İşte Beykoz ve Beykozlunun efsane baltaburun, Mercedes'in ilk şoförü Gafur Güldani oluyordu. Kendisine teklif geldiğinde, “kaç saat çalışacağım, tatilim var mı, maaşım kaç lira?” diye sormadan teklifi kabul ediyor ve otobüsün direksiyonuna adeta F16 savaş uçağının kabinine oturan pilot gibi bismillah diyerek oturuyordu.
Gaffur Güldani her sabah saat altı gibi Beykoz Meydanı'ndan ilk yolcusunu alıp Üsküdar'a bırakıyor, Üsküdar'da otobüs dolunca tekrar Beykoz'a geliyor. Akşam son yolcular bitene dek gidiş gelişleri sürdürüyordu.

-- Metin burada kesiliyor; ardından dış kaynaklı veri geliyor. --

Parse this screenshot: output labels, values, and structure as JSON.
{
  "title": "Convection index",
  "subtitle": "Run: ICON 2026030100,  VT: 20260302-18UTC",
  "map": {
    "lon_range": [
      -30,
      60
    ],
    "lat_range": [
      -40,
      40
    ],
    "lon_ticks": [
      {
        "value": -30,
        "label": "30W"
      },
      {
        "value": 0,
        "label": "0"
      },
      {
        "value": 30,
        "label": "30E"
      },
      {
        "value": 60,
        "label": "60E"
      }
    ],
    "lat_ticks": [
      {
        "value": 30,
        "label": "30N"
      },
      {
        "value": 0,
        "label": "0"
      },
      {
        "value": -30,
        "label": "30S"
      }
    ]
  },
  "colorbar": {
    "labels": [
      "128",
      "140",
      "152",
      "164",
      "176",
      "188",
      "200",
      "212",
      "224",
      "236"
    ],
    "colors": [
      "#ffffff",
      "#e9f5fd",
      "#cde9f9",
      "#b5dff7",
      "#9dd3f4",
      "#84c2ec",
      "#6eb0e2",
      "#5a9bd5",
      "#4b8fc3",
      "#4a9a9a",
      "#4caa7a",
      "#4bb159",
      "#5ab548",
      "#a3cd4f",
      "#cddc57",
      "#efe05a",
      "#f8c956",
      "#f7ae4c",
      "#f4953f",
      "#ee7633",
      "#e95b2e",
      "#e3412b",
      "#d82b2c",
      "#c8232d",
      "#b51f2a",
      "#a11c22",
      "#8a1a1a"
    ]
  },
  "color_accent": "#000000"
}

1955’li yıllara gelindiğinde otobüs, Beykoz Üsküdar arasında tam bir efsane haline geliyordu. Otobüsün sahibi kim? Markası ne? Kimse bunlarla ilgilenmiyordu. Varsa da yoksa da herkesin dilinde şoför Gafur vardı. Artık otobüsün adı Gafur'la özdeşleşmiş herkes Gafur'un otobüsü geldi, gitti, şuradan geçti demeye başlamıştı.
Yıllar yılları kovalarken Gafur Güldani o kadar ünlü hale gelmişti ki, adeta tüm Boğaz’ın Anadolu Yakası'nda onu tanımayan kalmamıştı.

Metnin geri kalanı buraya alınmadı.